运用机器学习技术进行地方病监测数据中的异常检测。

Anomaly Detection in Endemic Disease Surveillance Data Using Machine Learning Techniques.

作者信息

Eze Peter U, Geard Nicholas, Mueller Ivo, Chades Iadine

机构信息

School of Computing and Information Systems, The University of Melbourne, Parkville, VIC 3010, Australia.

Walter and Eliza Hall Institute of Medical Research, Parkville, VIC 3052, Australia.

出版信息

Healthcare (Basel). 2023 Jun 30;11(13):1896. doi: 10.3390/healthcare11131896.
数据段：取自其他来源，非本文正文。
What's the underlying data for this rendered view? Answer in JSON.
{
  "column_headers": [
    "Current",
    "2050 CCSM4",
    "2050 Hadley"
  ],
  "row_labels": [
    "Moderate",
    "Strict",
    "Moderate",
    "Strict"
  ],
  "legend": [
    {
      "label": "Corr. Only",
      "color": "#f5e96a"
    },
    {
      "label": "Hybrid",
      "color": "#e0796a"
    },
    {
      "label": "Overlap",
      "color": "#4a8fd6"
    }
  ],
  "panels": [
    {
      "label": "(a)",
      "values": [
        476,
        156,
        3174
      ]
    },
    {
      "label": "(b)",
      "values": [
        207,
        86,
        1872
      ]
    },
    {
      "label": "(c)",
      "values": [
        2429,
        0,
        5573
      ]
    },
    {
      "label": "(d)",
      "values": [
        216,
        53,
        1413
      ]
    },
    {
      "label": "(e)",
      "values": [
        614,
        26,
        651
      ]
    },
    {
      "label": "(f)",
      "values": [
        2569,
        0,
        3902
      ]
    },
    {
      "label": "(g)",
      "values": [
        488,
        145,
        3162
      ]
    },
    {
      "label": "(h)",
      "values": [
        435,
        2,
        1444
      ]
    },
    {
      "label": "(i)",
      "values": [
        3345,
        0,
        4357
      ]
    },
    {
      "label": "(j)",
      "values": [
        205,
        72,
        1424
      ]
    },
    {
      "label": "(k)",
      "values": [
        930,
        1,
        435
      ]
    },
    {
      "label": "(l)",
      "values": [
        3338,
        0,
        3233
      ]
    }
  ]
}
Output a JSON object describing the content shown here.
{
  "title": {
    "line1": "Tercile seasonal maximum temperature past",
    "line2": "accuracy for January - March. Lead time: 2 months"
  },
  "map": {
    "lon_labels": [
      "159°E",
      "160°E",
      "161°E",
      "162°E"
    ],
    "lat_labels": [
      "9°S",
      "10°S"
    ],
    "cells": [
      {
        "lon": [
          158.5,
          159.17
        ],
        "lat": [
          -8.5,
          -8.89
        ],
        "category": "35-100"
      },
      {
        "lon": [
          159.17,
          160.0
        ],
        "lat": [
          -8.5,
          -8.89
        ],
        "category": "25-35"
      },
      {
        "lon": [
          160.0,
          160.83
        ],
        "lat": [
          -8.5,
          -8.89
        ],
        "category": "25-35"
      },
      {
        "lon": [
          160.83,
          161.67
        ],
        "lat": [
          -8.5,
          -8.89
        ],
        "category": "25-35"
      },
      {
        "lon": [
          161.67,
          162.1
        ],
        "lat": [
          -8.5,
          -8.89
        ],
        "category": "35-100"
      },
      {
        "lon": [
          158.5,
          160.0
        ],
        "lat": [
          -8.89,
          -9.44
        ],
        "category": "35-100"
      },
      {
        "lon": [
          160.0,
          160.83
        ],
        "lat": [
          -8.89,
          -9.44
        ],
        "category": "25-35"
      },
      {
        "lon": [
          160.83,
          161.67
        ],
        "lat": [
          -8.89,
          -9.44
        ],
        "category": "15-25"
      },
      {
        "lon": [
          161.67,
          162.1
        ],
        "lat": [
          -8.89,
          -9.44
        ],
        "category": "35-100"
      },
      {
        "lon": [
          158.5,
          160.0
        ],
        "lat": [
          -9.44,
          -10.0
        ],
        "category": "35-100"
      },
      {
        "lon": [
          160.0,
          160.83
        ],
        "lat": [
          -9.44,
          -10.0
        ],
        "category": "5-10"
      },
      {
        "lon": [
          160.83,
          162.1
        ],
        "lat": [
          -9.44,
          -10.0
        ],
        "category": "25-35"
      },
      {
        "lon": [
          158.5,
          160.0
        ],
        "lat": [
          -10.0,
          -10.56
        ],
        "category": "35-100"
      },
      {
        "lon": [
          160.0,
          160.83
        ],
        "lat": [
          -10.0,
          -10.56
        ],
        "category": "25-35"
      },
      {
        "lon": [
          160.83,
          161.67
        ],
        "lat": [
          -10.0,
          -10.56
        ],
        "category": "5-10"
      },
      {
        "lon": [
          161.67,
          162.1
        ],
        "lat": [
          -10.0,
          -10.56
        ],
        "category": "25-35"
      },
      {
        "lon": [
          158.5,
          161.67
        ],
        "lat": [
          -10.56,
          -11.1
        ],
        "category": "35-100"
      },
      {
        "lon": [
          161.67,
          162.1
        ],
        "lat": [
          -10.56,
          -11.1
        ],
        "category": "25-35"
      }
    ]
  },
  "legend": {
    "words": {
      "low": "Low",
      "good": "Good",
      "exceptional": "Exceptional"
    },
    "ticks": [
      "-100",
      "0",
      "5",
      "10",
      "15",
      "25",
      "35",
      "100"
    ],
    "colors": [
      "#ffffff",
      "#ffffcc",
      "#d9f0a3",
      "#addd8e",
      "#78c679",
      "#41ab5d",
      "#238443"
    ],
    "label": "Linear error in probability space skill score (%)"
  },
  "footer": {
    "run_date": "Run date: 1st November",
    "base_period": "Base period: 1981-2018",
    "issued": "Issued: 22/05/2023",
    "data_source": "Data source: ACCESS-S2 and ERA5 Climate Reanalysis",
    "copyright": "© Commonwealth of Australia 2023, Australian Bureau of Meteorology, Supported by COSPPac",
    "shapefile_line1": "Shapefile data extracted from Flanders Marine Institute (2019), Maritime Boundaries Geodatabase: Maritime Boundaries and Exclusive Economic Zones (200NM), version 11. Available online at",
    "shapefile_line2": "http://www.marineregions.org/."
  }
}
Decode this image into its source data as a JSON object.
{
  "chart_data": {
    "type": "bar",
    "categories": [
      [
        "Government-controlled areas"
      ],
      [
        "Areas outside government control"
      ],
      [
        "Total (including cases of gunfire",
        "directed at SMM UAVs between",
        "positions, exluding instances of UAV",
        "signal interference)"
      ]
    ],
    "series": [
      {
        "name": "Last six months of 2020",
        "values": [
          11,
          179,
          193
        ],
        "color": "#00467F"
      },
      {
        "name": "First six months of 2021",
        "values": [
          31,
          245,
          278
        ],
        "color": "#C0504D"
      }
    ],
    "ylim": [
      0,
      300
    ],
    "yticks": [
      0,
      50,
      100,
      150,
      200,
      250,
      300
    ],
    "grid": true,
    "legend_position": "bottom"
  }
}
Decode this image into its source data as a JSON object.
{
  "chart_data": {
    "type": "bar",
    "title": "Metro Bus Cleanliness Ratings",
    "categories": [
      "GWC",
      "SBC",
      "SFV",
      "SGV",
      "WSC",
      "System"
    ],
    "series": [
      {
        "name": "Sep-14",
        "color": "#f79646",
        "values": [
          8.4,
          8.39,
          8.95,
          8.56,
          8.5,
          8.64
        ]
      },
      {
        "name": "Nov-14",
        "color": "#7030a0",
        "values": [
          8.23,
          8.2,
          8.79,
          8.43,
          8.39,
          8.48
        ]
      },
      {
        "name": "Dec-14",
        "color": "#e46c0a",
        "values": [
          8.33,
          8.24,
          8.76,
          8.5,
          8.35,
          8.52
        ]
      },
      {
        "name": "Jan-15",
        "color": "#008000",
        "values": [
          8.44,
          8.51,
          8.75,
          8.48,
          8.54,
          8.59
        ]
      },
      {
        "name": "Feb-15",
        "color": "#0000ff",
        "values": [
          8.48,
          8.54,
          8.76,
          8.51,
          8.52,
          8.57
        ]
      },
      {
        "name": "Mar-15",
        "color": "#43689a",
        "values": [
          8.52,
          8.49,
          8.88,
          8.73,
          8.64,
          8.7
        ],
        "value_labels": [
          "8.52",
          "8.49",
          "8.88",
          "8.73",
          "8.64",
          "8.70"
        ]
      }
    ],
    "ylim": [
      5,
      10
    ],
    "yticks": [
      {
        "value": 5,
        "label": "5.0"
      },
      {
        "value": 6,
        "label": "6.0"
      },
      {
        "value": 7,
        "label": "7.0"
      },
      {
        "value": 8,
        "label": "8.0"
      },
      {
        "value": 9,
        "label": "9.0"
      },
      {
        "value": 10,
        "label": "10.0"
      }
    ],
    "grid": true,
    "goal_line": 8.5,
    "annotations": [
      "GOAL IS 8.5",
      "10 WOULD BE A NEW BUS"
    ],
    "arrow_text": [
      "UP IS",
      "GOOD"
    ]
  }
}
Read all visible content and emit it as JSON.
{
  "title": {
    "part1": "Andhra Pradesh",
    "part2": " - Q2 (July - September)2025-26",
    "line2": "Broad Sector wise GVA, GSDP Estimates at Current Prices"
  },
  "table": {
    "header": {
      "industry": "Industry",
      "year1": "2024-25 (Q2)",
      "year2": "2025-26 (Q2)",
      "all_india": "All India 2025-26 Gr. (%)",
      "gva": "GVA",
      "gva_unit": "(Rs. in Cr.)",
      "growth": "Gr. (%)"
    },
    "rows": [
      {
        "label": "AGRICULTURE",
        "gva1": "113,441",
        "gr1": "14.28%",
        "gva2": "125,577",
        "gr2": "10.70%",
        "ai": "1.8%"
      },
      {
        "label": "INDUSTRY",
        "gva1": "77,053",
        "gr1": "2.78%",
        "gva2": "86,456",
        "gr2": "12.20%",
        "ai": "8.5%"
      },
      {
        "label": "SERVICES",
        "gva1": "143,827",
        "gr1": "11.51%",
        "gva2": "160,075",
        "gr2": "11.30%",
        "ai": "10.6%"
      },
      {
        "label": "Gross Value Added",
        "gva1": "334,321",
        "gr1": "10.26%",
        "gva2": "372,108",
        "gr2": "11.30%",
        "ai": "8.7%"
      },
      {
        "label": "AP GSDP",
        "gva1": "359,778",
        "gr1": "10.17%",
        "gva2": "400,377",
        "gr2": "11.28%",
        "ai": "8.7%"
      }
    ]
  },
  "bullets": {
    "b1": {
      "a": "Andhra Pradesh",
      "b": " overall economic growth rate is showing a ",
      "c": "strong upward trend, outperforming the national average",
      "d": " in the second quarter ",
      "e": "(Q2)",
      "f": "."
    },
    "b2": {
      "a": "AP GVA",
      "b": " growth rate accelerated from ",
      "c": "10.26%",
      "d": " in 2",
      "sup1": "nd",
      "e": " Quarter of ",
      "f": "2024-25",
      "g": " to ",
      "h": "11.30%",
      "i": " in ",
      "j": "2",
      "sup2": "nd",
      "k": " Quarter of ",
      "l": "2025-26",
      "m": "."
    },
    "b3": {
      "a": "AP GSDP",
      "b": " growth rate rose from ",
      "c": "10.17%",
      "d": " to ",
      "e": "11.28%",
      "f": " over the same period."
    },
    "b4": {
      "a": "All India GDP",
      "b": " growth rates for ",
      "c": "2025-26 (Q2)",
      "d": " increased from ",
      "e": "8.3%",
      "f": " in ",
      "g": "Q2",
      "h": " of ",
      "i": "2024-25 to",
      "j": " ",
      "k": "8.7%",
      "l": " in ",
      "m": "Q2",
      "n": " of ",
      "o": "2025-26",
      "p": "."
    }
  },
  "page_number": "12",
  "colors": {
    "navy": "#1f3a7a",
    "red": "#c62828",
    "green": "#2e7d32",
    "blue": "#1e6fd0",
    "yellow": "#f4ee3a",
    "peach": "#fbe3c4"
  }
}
DOI:10.3390/healthcare11131896

PMID:37444730

原文链接:https://pmc.ncbi.nlm.nih.gov/articles/PMC10341307/

Abstract

Disease surveillance is used to monitor ongoing control activities, detect early outbreaks, and inform intervention priorities and policies. However, data from disease surveillance that could be used to support real-time decisionmaking remain largely underutilised. Using the Brazilian Amazon malaria surveillance dataset as a case study, in this paper we explore the potential for unsupervised anomaly detection machine learning techniques to discover signals of epidemiological interest. We found that our models were able to provide an early indication of outbreak onset, outbreak peaks, and change points in the proportion of positive malaria cases. Specifically, the sustained rise in malaria in the Brazilian Amazon in 2016 was flagged by several models. We found that no single model detected all anomalies across all health regions. Because of this, we provide the minimum number of machine learning models models) to maximise the number of anomalies detected across different health regions. We discovered that the top three models that maximise the coverage of the number and types of anomalies detected across the thirteen health regions are principal component analysis, stochastic outlier selection, and the minimum covariance determinant. Anomaly detection is a potentially valuable approach to discovering patterns of epidemiological importance when confronted with a large volume of data across space and time. Our exploratory approach can be replicated for other diseases and locations to inform monitoring, timely interventions, and actions towards the goal of controlling endemic disease.

摘要

疾病监测用于监测正在进行的防控活动、发现早期疫情，并为干预重点和政策提供依据。然而，疾病监测中可用于支持实时决策的数据仍未得到充分利用。本文以巴西亚马逊地区疟疾监测数据集为例，探讨无监督异常检测机器学习技术发现具有流行病学意义信号的潜力。我们发现，我们的模型能够提前指示疫情爆发的开始、高峰期以及疟疾病例阳性比例的变化点。具体而言，2016年巴西亚马逊地区疟疾持续上升的情况被多个模型标记出来。我们发现，没有一个单一模型能检测出所有健康区域的所有异常情况。因此，我们提供了最少数量的机器学习模型，以最大限度地检测不同健康区域的异常情况。我们发现，在13个健康区域中，能最大限度覆盖检测到的异常数量和类型的前三个模型是主成分分析、随机离群值选择和最小协方差行列式。当面对大量时空数据时，异常检测是发现具有流行病学重要性模式的一种潜在有价值的方法。我们的探索性方法可以应用于其他疾病和地区，为监测、及时干预以及实现控制地方病目标的行动提供信息。